La scène représentée est tirée de la Divine comédie de Dante. A la différence de la plupart des artistes inspirés par ce chef-d'œuvre de la littérature italienne, Flandrin évite le pathétique de l'Enfer, préférant la consolation du Purgatoire. Accompagné de son guide le poète Virgile, Dante s'entretient avec les âmes des Envieux, aveugles de corps et d'esprit. Penché vers l'un d'eux, il écoute avec compassion le récit de ses péchés. Les Envieux, peints en grisaille, se fondent presque dans la paroi rocheuse à laquelle ils sont adossés. Dante est du côté des vivants, des corps de chair habillés d'étoffes aux tons soutenus. Cette répartition des coloris facilite la lisibilité de la composition et l'intelligence du sujet.

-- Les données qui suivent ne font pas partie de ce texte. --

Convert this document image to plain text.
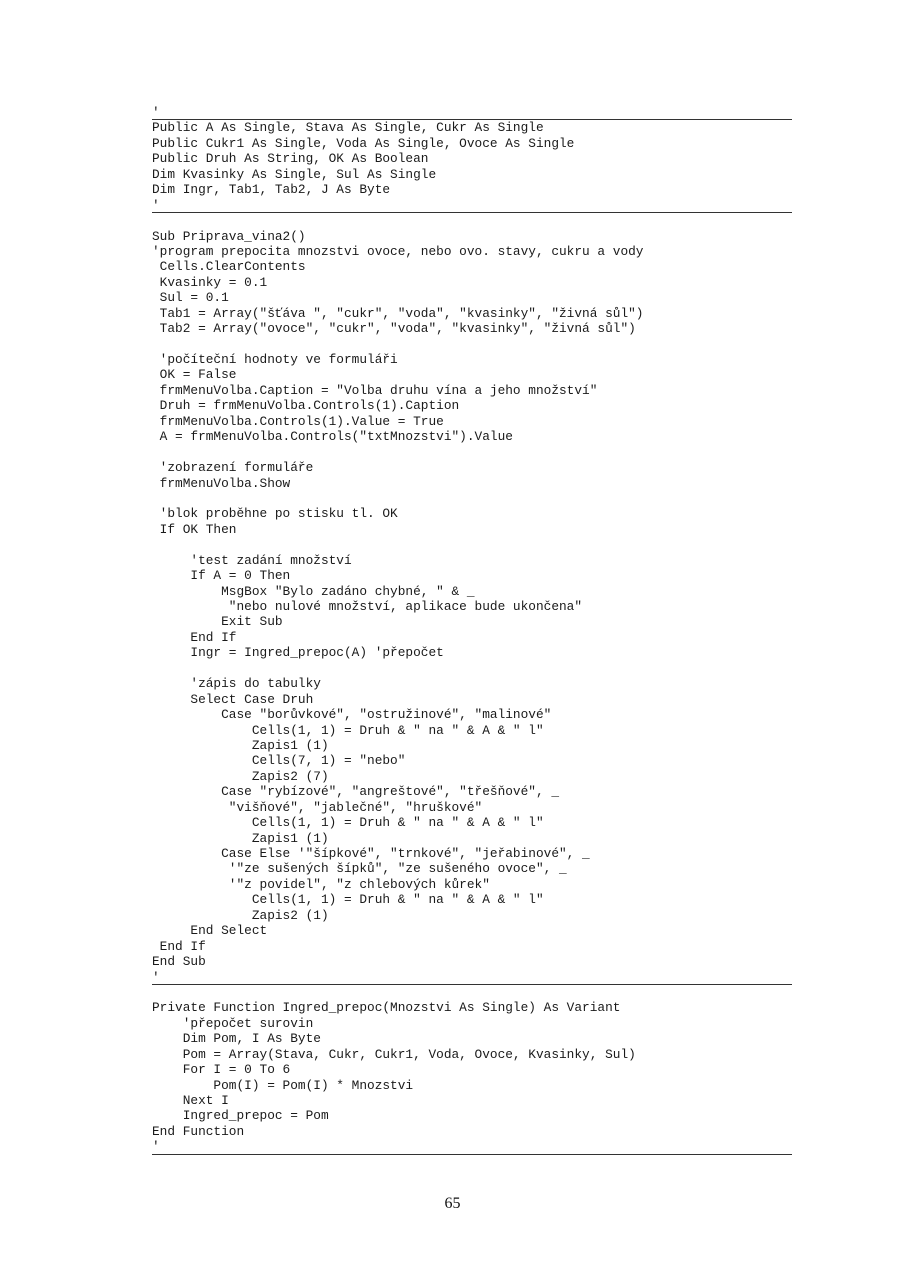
'
Public A As Single, Stava As Single, Cukr As Single
Public Cukr1 As Single, Voda As Single, Ovoce As Single
Public Druh As String, OK As Boolean
Dim Kvasinky As Single, Sul As Single
Dim Ingr, Tab1, Tab2, J As Byte
'
Sub Priprava_vina2()
'program prepocita mnozstvi ovoce, nebo ovo. stavy, cukru a vody
Cells.ClearContents
Kvasinky = 0.1
Sul = 0.1
Tab1 = Array("šťáva ", "cukr", "voda", "kvasinky", "živná sůl")
Tab2 = Array("ovoce", "cukr", "voda", "kvasinky", "živná sůl")
'počíteční hodnoty ve formuláři
OK = False
frmMenuVolba.Caption = "Volba druhu vína a jeho množství"
Druh = frmMenuVolba.Controls(1).Caption
frmMenuVolba.Controls(1).Value = True
A = frmMenuVolba.Controls("txtMnozstvi").Value
'zobrazení formuláře
frmMenuVolba.Show
'blok proběhne po stisku tl. OK
If OK Then
'test zadání množství
If A = 0 Then
MsgBox "Bylo zadáno chybné, " & _
"nebo nulové množství, aplikace bude ukončena"
Exit Sub
End If
Ingr = Ingred_prepoc(A) 'přepočet
'zápis do tabulky
Select Case Druh
Case "borůvkové", "ostružinové", "malinové"
Cells(1, 1) = Druh & " na " & A & " l"
Zapis1 (1)
Cells(7, 1) = "nebo"
Zapis2 (7)
Case "rybízové", "angreštové", "třešňové", _
"višňové", "jablečné", "hruškové"
Cells(1, 1) = Druh & " na " & A & " l"
Zapis1 (1)
Case Else '"šípkové", "trnkové", "jeřabinové", _
'"ze sušených šípků", "ze sušeného ovoce", _
'"z povidel", "z chlebových kůrek"
Cells(1, 1) = Druh & " na " & A & " l"
Zapis2 (1)
End Select
End If
End Sub
'
Private Function Ingred_prepoc(Mnozstvi As Single) As Variant
'přepočet surovin
Dim Pom, I As Byte
Pom = Array(Stava, Cukr, Cukr1, Voda, Ovoce, Kvasinky, Sul)
For I = 0 To 6
Pom(I) = Pom(I) * Mnozstvi
Next I
Ingred_prepoc = Pom
End Function
'
65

Le choix du thème traduit l'influence du milieu de la Renaissance catholique à Lyon, mais le motif de la cécité peut également être mis en rapport avec les graves troubles oculaires dont souffre Flandrin en 1834.

Peint à Rome, alors que Flandrin est élève de l'Académie de France, le tableau révèle déjà -par le format, la difficulté du sujet et l'ambition - le talent du jeune artiste. Très favorablement accueilli lors de sa présentation au Salon de Paris, la toile obtient une médaille d'or de 2e classe.